The economy has been flirting with disaster, no thanks to the credit crunch, which led to a housing slump and foreclosures nationwide, along with skyrocketing energy costs. With the credit crunch “closer to the end” than the beginning, as Paulson described to the media, energy costs remains the biggest worry for the economy.

petroleum field

But the pain of rising energy costs is not just felt at gas pumps, where prices have already crossed the psychological $4 a gallon line in some parts of the country.

With crude oil hitting just shy of $124 a barrel in trading today, and talk that it might go as high as $200 by the end of the year, the credit crunch might pale in comparison in the economic pain infliction category to the troubles that could be caused by ever-rising energy prices.

Energy costs will affect more people than the credit crunch could. We might not all take out risky mortgages but every part of our lives involves the use of energy in one form or another.

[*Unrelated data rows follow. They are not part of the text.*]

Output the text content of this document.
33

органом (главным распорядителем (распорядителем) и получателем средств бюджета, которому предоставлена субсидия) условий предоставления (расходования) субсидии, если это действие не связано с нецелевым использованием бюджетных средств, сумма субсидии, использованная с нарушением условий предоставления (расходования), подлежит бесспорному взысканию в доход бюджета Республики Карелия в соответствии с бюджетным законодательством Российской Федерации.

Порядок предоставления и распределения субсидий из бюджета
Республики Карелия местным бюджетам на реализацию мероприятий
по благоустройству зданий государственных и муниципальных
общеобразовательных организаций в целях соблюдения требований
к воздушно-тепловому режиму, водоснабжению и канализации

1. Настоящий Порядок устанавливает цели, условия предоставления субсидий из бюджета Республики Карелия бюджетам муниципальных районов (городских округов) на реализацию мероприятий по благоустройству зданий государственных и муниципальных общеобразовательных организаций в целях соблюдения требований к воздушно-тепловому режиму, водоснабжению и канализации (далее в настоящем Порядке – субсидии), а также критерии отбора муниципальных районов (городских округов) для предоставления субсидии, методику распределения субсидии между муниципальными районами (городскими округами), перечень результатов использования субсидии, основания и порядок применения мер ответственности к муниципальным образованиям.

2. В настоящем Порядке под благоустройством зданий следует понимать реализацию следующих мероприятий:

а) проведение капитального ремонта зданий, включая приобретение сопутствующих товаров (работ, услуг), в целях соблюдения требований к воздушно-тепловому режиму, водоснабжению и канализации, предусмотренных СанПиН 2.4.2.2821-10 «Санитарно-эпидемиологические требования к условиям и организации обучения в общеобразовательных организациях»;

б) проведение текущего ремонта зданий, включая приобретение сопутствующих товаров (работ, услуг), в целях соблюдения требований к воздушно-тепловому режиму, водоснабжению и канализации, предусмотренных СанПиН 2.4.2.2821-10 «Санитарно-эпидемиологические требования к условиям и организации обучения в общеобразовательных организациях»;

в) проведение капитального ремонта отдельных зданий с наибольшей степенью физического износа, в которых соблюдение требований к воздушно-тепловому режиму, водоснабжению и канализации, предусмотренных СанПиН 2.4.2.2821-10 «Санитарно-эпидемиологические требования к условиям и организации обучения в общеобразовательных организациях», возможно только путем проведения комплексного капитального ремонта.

Besides the cars we drive or the public transportation we take, even basics like our food and clothes prices are affected by energy costs, due to the production and transportation costs of the food to our local supermarkets, and the clothes that have to be shipped from China or Vietnam. Manufacturing plants need to use massive amounts of energy to run their usually energy-intensive factories. Farmers need fuel to run their tractors. The airlines industry is powered by oil. The harder we work in producing all kinds of products, the higher the demand for energy and fossil fuels, and the steeper oil prices become. And countries with nothing other than the luck of the geographical draw benefit.

There really has to be a more concerted effort to look into developing alternative energy sources. For far too long, we have been held hostage to countries that supply us with oil and it is our own fault that we have not yet summoned the will to get out of that nasty scenario.

The oil is not going to be there forever. It will run out in the next few decades and the oil-producing nations know it. They are thus relentless now in holding down production and supply despite the ever-growing demand for more oil.

With gas prices going through the roof, people should summon the energy and will power to say “enough”. Now is the perfect time to want to do things differently and wean ourselves from the prison of oil dependence. We might just be willing to try out alternative sources of energy if there was enough leadership and initiative out there. Dare we hope that with a new administration in the White House next year, things might change and we will finally free ourselves of the shackles of oil dependency and all the political problems that are associated with it?